Thanks for the benchmarks, the asm vs compiler generated ratio is pretty much as expected but if I'm reading this correctly the PGO versions are not faster (even slightly slower!?) which means you are not getting it to work properly. You need to run the pgo versions through an encoding and then re-compile for it to be able to use the generated runtime data. As I recall there is a semi-automated framework for this in x264, I'll see if I can find some proper instructions and redo the PGO tests myself (unless you would like to). Even with enabling all assembly optimizations, using PGO gave another 5% performance increase total according to 'Dark Shikari' so PGO isn't working in your tests.
I talked with Dark Shikari on #x264 about the results. He said A.) PGO would help more with the hand asm, since it apparently does not benefit what the pure C build spends most of its time doing (DSP functions), and B.) I screwed something up with the PGO, because it should be ~1% faster.
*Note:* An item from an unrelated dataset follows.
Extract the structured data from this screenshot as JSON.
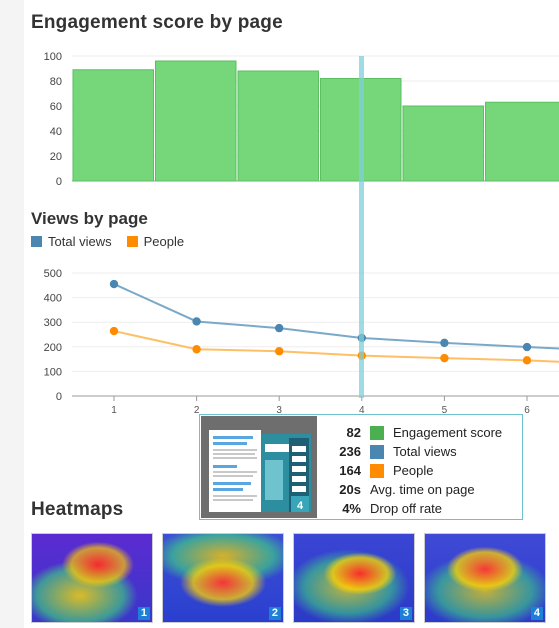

I did the build correctly from what I can tell (make fprofiled VIDS="videohere.y4m"), but I couldn't be be bothered to recompile, retest, etc. etc. to confirm a ~1% performance increase
Weird, why would PGO help more with the asm version? Should be the ecaxt opposite imo since the compiler can't optimize that hand-written assembly in any way, but it should atleast be able to do some optimizing with the c code. Anyway I can understand why you wouldn't want to redo the tests since the argument was regarding hand-optimized assembly vs compiler generated code, maybe I'll give it a shot myself since I'm curious as to what Shikari said. Again thanks for the benchmarks!